Apparently, when The Poet went back inside, he heard Moody Musician screaming profanities.  When The Poet got to the top of the stairs, the night-time maintenance manager was standing in the hallway in response to Moody Musician's noise complaints.  And when The Poet went into the kitchen, he found a room full of naked people being cussed out by the Moody Musician in all of his angsty, unstable glory. 

Meanwhile, Bowie was still blasting from the stereo.  Everyone was avoiding eye contact with one another and Moody Musician was screaming at everyone in sight while the maintenance manager was sheepishly trying to diffuse the situation. 

And I was in a completely different part of town.  I can't help but be somewhat astonished at my ability to avoid that situation entirely. 
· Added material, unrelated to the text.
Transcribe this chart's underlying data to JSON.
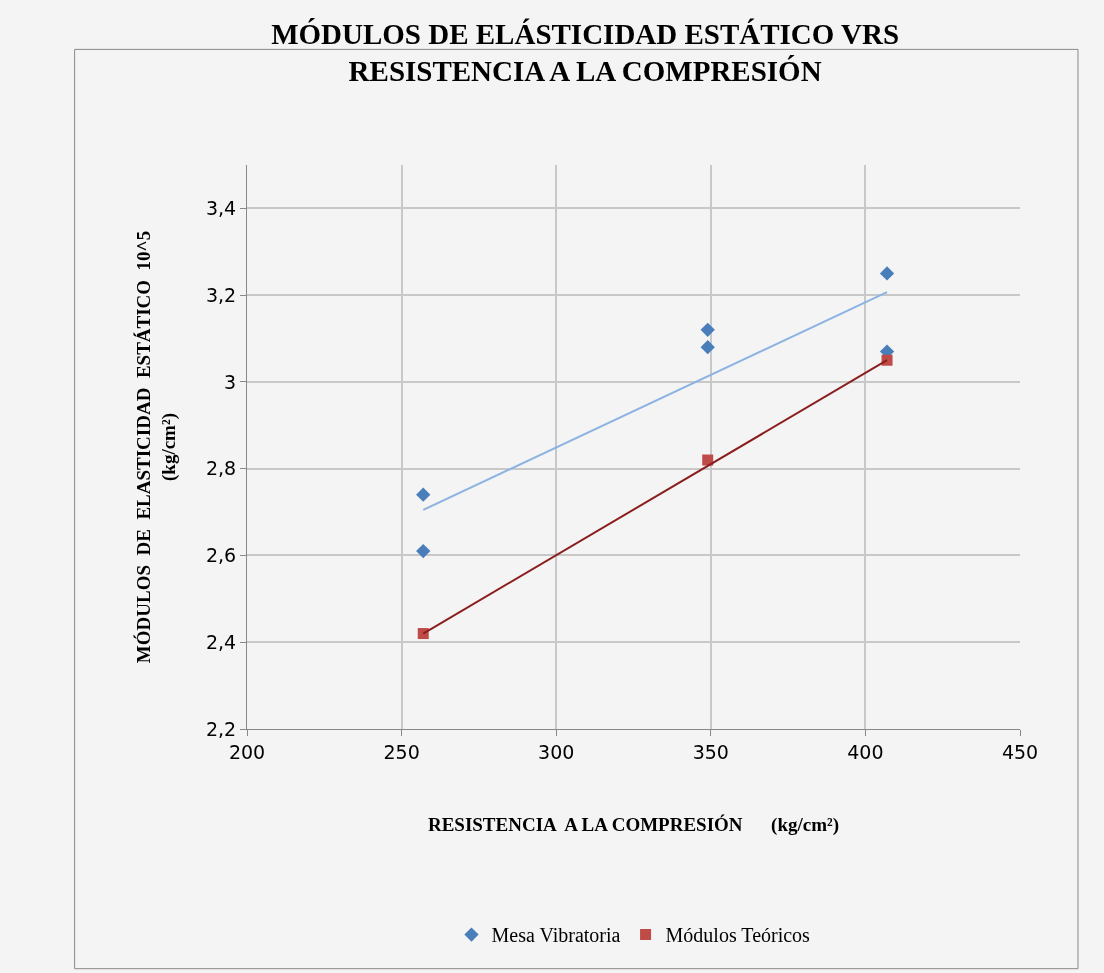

The novelty of living in an artist's community is slowly but surely wearing off.  I'm busy developing my next plan.  I'm not entirely sure what that plan will look like yet, but I don't think it will involve an old retirement home this time around.   

Thursday, June 2, 2011

Let's Talk About Texts, Baby

I woke up this morning to a strange text message from a friend informing me that I have super powers.  I wrote back and said something like "Haha, too bad I don't really have super powers."  I got a reply that said, "You really have super powers."  So I'm glad I have that cleared up. 

Yesterday morning, I woke up to a text message from my dad.  This message simply contained the first line of a very dumb joke:  "Two penguins walk into a bar..."  My dad recently learned to text.  I thoroughly enjoy his creative ways to say "hi" over text messaging, but waking up to a penguin joke at 9 a.m. cramps my Portlandia lifestyle.  But it did give me something to laugh about for the rest of the day, so I have no right to complain.

After all, I have experienced far worse offenses in the area of text messaging. 

This is the part of the show where I'm going to seem like a major bitch...but this guy just doesn't get the hint:

There are several things wrong with this picture:

1)  He was an acquaintance I had IN HIGH SCHOOL that popped out of the woodwork in October.  I hung out with him ONCE.  It was fun, but I was put off by the fact that he texted me five times a day after that.  So I casually quit responding.  I had no idea that by doing so, it would only make things worse.

2)  I do not know how to respond to a text message that says "hey."  If you're my best friend or something, you might be able to get away with it.  But if you're a guy I don't really know, you have to give me more to work with.  You need to at least pretend like you have something to say, even if you don't. 

3)  This person has texted me for a good SIX MONTHS without a reply.  It's a situation I really should have dealt with back in December because now it's just awkward. 

Isn't there an unspoken rule among boys that if a girl doesn't call you back after the second attempt to contact her, you need to move on?  Shouldn't that rule apply to text messaging too?

And then there's THIS trainwreck:

This one is a sad story.  I actually really liked this guy until he sent me an extremely tactless Facebook message in the middle of the night.  This message was sitcom-level bad.  It was just short of saying "I'm a total player...want to have sex?"  It was disappointing, but I deleted the message and moved on.  Of course, we live in a universe where there are about five different ways to contact a person.  So when picking me up on Facebook didn't work, he switched to text messaging. 

And for some reason, he thought it was cute to call me by some twisted version of my last name.  Pair that with a "whatup" and you have a bona fide trainwreck.  Newsflash:  I'M NOT YOUR BRO.  If you can't use my first name or be grammatically correct, you have no chance with me. 

Maybe I'm too picky and I'm destined to be that crazy lady with a bunch of cats and lawn gnomes.  But I think I would prefer cats and lawn gnomes to a boy who doesn't understand text message ettiquette. 

In other news, my phone just dinged.  I got a text message from my dad.  It reads "I like turtles."  Definitely the best text I've gotten all day.  Even better than "You really have super powers." 

Text messaging makes the world a weird place sometimes.  But I don't think I'd have it any other way.